Financial instruments, which potentially subject the Company to concentrations of credit risk, consist primarily of trade accounts receivable and derivative financial instruments. Management believes the risk is limited since the Company's customers represent a broad and diverse group of energy marketers and end users. In addition, the Company continually monitors and reviews credit exposure to its marketing counter-parties and letters of credit or other appropriate security are obtained as considered necessary to limit the risk of loss. The Company records reserves for uncollectible accounts on a specific identification basis since there is not a large volume of late paying customers. The Company had a reserve for uncollectible receivables as of December 31, 2011, 2010 and 2009 of $0.4 million, $0.2 million and $0.4 million, respectively.

 

During the year ended December 31, 2011, the Company had only one customer that represented greater than 10.0% individually of its revenue. The customer is located in the LIG segment and represented 12.3% of the consolidated revenue for the year ended December 31, 2011. During the year ended December 31, 2010, three customers accounted for 14.5%, 10.6%, 10.2% of consolidated revenue. During the year ended December 31, 2009, one customer accounted for 12.2% of the consolidated revenue including discontinued operations. As the Company continues to grow and expand, the relationship between individual customer sales and consolidated total sales is expected to continue to change. While these customers represent a significant percentage of revenues, the loss of these customers would not have a material adverse impact on the Company's results of operations because the gross operating margin received from transactions with these customers are not material to the Company's gross operating margin.

(p) Environmental Costs

 

Environmental expenditures are expensed or capitalized as appropriate, depending on the nature of the expenditures and their future economic benefit.
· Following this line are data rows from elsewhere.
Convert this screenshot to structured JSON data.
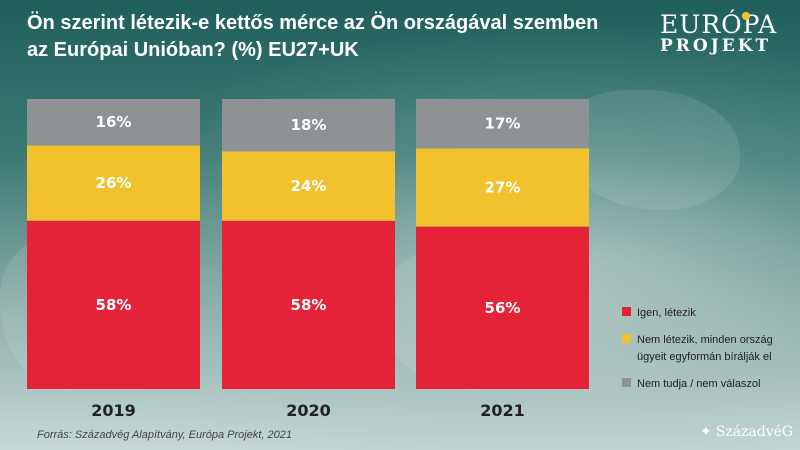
{
  "title_lines": [
    "Ön szerint létezik-e kettős mérce az Ön országával szemben",
    "az Európai Unióban? (%) EU27+UK"
  ],
  "logo": {
    "line1": "EURÓPA",
    "line2": "PROJEKT"
  },
  "colors": {
    "igen": "#e42338",
    "nem": "#f2c12e",
    "nt": "#8e9294",
    "year": "#222222"
  },
  "chart_data": {
    "type": "bar",
    "stacked": true,
    "categories": [
      "2019",
      "2020",
      "2021"
    ],
    "series": [
      {
        "name": "Igen, létezik",
        "values": [
          58,
          58,
          56
        ],
        "labels": [
          "58%",
          "58%",
          "56%"
        ],
        "color": "#e42338"
      },
      {
        "name": "Nem létezik, minden ország ügyeit egyformán bírálják el",
        "values": [
          26,
          24,
          27
        ],
        "labels": [
          "26%",
          "24%",
          "27%"
        ],
        "color": "#f2c12e"
      },
      {
        "name": "Nem tudja / nem válaszol",
        "values": [
          16,
          18,
          17
        ],
        "labels": [
          "16%",
          "18%",
          "17%"
        ],
        "color": "#8e9294"
      }
    ],
    "ylim": [
      0,
      100
    ],
    "legend_position": "bottom-right",
    "grid": false
  },
  "legend_items": [
    {
      "label": "Igen, létezik",
      "color": "#e42338"
    },
    {
      "label": "Nem létezik, minden ország ügyeit egyformán bírálják el",
      "color": "#f2c12e"
    },
    {
      "label": "Nem tudja / nem válaszol",
      "color": "#8e9294"
    }
  ],
  "source": "Forrás: Századvég Alapítvány, Európa Projekt, 2021",
  "brand": {
    "icon": "compass-star-icon",
    "label": "SzázadvéG"
  }
}
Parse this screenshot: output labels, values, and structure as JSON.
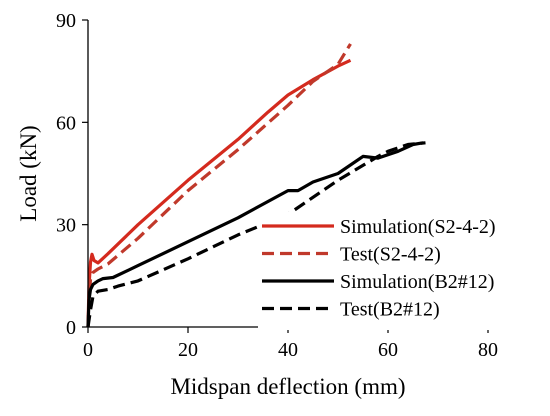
{
  "chart_data": {
    "type": "line",
    "title": "",
    "xlabel": "Midspan deflection (mm)",
    "ylabel": "Load (kN)",
    "xlim": [
      0,
      80
    ],
    "ylim": [
      0,
      90
    ],
    "x_ticks": [
      0,
      20,
      40,
      60,
      80
    ],
    "y_ticks": [
      0,
      30,
      60,
      90
    ],
    "x_tick_labels": [
      "0",
      "20",
      "40",
      "60",
      "80"
    ],
    "y_tick_labels": [
      "0",
      "30",
      "60",
      "90"
    ],
    "grid": false,
    "legend_position": "bottom-right",
    "series": [
      {
        "name": "Simulation(S2-4-2)",
        "color": "#d42a1e",
        "dash": "solid",
        "x": [
          0,
          0.2,
          0.5,
          0.8,
          1.2,
          2,
          4,
          10,
          20,
          30,
          36,
          40,
          45,
          50,
          52.5
        ],
        "y": [
          0,
          12,
          19,
          21.3,
          19.5,
          18.8,
          21.5,
          30,
          43,
          55,
          63,
          68,
          72.5,
          76.5,
          78.2
        ]
      },
      {
        "name": "Test(S2-4-2)",
        "color": "#c0392b",
        "dash": "dashed",
        "x": [
          0,
          0.2,
          0.5,
          1,
          2,
          4,
          10,
          20,
          30,
          40,
          45,
          50,
          52.5
        ],
        "y": [
          0,
          8,
          14,
          16,
          17,
          18.5,
          26,
          40,
          52,
          65,
          72,
          77,
          83
        ]
      },
      {
        "name": "Simulation(B2#12)",
        "color": "#000000",
        "dash": "solid",
        "x": [
          0,
          0.2,
          0.5,
          1,
          2,
          3,
          5,
          10,
          20,
          30,
          40,
          42,
          45,
          50,
          55,
          58,
          62,
          65,
          67
        ],
        "y": [
          0,
          8,
          11,
          12.5,
          13.5,
          14.2,
          14.5,
          18,
          25,
          32,
          40,
          40,
          42.5,
          45,
          50,
          49.5,
          51.5,
          53.5,
          54
        ]
      },
      {
        "name": "Test(B2#12)",
        "color": "#000000",
        "dash": "dashed",
        "x": [
          0,
          0.5,
          1,
          2,
          4,
          6,
          10,
          20,
          30,
          40,
          50,
          58,
          60,
          64,
          67.5
        ],
        "y": [
          0,
          5,
          9,
          10.5,
          11,
          12,
          13.5,
          20,
          27,
          33,
          43,
          50,
          51.5,
          53.5,
          54
        ]
      }
    ]
  }
}
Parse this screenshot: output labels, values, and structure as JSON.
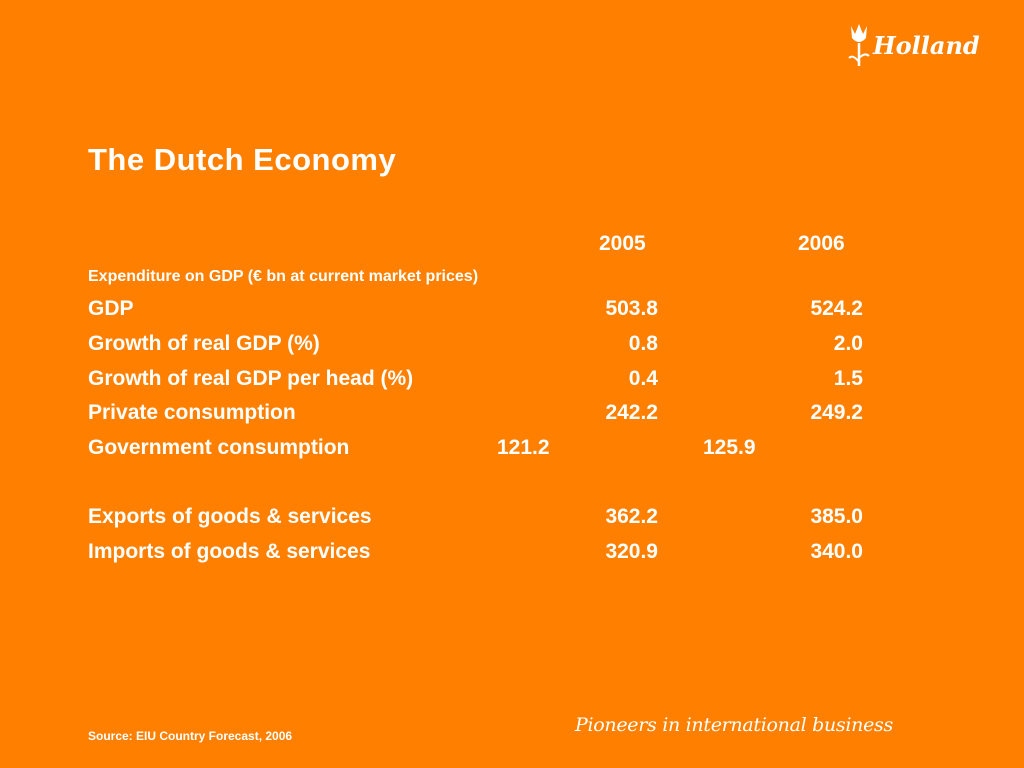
{
  "slide": {
    "title": "The Dutch Economy",
    "subheading": "Expenditure on GDP (€ bn at current market prices)",
    "years": [
      "2005",
      "2006"
    ],
    "rows": [
      {
        "label": "GDP",
        "v2005": "503.8",
        "v2006": "524.2"
      },
      {
        "label": "Growth of real GDP (%)",
        "v2005": "0.8",
        "v2006": "2.0"
      },
      {
        "label": "Growth of real GDP per head (%)",
        "v2005": "0.4",
        "v2006": "1.5"
      },
      {
        "label": "Private consumption",
        "v2005": "242.2",
        "v2006": "249.2"
      },
      {
        "label": "Government consumption",
        "v2005": "121.2",
        "v2006": "125.9"
      },
      {
        "label": "Exports of goods & services",
        "v2005": "362.2",
        "v2006": "385.0"
      },
      {
        "label": "Imports of goods & services",
        "v2005": "320.9",
        "v2006": "340.0"
      }
    ],
    "source": "Source: EIU Country Forecast, 2006",
    "tagline": "Pioneers in international business",
    "logo_text": "Holland"
  },
  "colors": {
    "background": "#FF8000",
    "text": "#FFFFFF"
  }
}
Expenditures that related to an existing condition caused by past operations that do not contribute to current or future revenue generation are expensed. Liabilities for these expenditures are recorded on an undiscounted basis (or a discounted basis when the obligation can be settled at fixed and determinable amounts) when environmental assessments or clean-ups are probable and the costs can be reasonably estimated. For the years ended December 31, 2011, 2010 and 2009, such expenditures were not significant.

 

(q) Share-Based Awards

 

The Company recognizes compensation cost related to all stock-based awards, including stock options, in its consolidated financial statements in accordance with FASB ASC 718. The Partnership and CEI each have similar unit or share-based payment plans for employees, which are described below. Share-based compensation associated with the CEI share-based compensation plans awarded to officers and employees of the Partnership are recorded by the Partnership since CEI has no operating activities other than its interest in the Partnership. Amounts recognized in the consolidated financial statements with respect to these plans are as follows (in thousands):

 

           
   Years Ended December 31,
   2011 2010 2009
Cost of share-based compensation charged to general and administrative         
  expense $6,405 $8,246 $7,075
Cost of share-based compensation charged to operating expense   1,151  1,323  1,667
Total amount charged to income $7,556 $9,569 $8,742
Interest of non-controlling partners in share-based compensation $3,052 $3,900 $3,729
Amount of related income tax benefit recognized in income $1,670 $2,038 $1,871

(r) Recent Accounting Pronouncements

 

We have reviewed recently issued accounting pronouncements that became effective during the year ended December 31, 2011, and have determined that none would have a material impact on our Consolidated Financial Statements.